Artteca Brings Wearable Art to the Fashion World
Scarves hang in the Miami studio.
Have you ever seen a work of art and thought it so beautiful you wish you could wear it? Thanks to sisters Claudia and Flavia Giardinella’s new fashion line, Artteca, now you can.
Many clothes people wear are beautiful — almost artistic pieces on their own. However, it's rare that you get to wear an actual piece of art. The local clothing company does just that in the form of scarves, tops, and other wearable gear.
Flavia studied art in college, and upon graduation, she wanted to do something other than work at a gallery. She wanted to work directly with artists. In 2015, she brought onboard her sister Claudia, and together they created Artteca.
Although they manufacture the clothes in Los Angeles, where Flavia lives, New Times got to hang out in the Miami office with Claudia, who is stationed locally. “The point of Artteca is to bring the feeling of buying art to the fashion industry. Everything we make is exclusive and comes in a limited quantity just like an art print. It’s wearable art!” she says.
To find artists they want to work with, they scour museum fairs and art galleries. They look for artists with a cool aesthetic who are relatively new yet are established enough to be represented by art galleries. Then they form a consultant group comprising gallery owners and authorities within the art world to choose those whom they want.
The process feels very much like that of commissioning an art piece, with few artists making the cut. “When we finalize the list, we then make a print from the original work and turn it into clothing,” Claudia explains.
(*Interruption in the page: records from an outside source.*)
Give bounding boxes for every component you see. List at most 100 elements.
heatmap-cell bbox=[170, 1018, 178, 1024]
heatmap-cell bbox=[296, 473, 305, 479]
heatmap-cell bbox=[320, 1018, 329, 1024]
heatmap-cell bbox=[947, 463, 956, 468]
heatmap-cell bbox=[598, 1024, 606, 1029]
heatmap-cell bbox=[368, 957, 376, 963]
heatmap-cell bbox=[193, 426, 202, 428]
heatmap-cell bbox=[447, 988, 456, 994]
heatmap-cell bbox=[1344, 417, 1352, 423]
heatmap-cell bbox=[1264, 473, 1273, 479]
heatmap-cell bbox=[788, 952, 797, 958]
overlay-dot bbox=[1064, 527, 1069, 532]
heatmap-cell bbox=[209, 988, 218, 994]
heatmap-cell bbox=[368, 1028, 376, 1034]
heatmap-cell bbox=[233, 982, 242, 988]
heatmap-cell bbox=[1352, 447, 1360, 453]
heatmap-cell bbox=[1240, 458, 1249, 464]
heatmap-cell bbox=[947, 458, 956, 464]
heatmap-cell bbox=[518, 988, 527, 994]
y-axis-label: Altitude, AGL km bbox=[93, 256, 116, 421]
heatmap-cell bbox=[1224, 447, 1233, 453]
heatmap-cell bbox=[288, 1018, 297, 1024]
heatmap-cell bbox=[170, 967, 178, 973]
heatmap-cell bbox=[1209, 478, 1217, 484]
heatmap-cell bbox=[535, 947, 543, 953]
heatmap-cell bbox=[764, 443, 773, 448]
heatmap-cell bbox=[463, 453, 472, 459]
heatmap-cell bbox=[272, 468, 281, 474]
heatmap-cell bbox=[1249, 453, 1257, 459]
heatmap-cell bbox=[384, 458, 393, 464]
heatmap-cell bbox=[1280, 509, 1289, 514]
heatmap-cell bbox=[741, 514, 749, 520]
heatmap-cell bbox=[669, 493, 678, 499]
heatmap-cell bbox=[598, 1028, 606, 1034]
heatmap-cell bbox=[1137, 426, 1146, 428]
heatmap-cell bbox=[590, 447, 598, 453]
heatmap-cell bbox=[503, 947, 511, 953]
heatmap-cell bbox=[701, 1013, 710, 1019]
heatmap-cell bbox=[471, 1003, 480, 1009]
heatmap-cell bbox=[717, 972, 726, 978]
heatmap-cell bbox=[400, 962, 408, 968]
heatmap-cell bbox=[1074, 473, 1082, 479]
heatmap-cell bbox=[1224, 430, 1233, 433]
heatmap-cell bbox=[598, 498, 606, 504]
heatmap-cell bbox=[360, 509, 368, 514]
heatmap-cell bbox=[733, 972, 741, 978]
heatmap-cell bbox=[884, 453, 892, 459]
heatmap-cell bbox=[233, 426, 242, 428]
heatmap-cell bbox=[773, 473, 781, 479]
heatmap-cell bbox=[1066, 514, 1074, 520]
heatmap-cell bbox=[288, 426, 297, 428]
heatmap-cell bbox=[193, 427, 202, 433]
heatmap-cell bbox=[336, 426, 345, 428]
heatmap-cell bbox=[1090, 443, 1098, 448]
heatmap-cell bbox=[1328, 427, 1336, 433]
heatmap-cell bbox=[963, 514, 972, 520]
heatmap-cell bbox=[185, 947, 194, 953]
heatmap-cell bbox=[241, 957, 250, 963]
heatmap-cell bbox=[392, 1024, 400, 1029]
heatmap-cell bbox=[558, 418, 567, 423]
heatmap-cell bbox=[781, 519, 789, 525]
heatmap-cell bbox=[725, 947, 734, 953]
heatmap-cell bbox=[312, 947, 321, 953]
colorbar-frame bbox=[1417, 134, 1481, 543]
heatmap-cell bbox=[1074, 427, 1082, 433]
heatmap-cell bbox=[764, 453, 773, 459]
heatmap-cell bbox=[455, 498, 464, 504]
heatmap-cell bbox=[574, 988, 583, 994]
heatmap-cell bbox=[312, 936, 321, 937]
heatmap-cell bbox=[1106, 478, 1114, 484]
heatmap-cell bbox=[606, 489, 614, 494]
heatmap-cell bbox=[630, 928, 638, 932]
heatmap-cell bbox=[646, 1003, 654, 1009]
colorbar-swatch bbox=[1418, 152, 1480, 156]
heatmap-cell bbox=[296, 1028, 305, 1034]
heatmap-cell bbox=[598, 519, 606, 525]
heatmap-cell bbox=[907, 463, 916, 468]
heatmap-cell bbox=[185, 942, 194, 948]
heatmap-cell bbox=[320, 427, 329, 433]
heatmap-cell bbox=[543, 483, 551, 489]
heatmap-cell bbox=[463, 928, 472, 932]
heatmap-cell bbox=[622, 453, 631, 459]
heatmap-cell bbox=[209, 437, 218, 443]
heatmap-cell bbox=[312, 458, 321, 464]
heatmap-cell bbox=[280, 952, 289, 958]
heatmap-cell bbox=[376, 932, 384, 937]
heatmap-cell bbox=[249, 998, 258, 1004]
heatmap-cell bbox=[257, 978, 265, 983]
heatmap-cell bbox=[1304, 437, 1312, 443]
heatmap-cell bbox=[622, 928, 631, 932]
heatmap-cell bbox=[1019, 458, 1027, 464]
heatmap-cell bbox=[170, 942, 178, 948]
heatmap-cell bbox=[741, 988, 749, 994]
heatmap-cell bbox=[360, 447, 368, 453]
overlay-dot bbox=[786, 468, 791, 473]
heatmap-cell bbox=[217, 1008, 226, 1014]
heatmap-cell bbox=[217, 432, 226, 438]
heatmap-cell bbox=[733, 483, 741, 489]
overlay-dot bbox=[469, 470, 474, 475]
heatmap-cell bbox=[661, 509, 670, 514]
The sisters are of Venezuelan descent, and Claudia says it’s very important to them to acknowledge their Hispanic roots through the artists they work with while still exposing their clients to a wide variety of works. Currently, they are working with 11 artists who are an equal mix of American and Hispanic. Among them are famed Cuban artist Rubén Torres Llorca, Mexico's Gonzalo Fuenmayor, and Augustus Francis, son of the renowned Sam Francis.
They don’t just work with canvas art; they create sculptures and other pieces too, making what they offer intricate in many ways. Each wearable art piece comes with a certificate of authenticity. For example, if an artwork is made into a scarf, it won’t be replicated in any other garment.
Claudia says that in the future, she and Flavia hope to continue expanding and work with more artists and maybe even open a storefront boutique. Pieces range from $160 to $290 and can be purchased at artteca.com.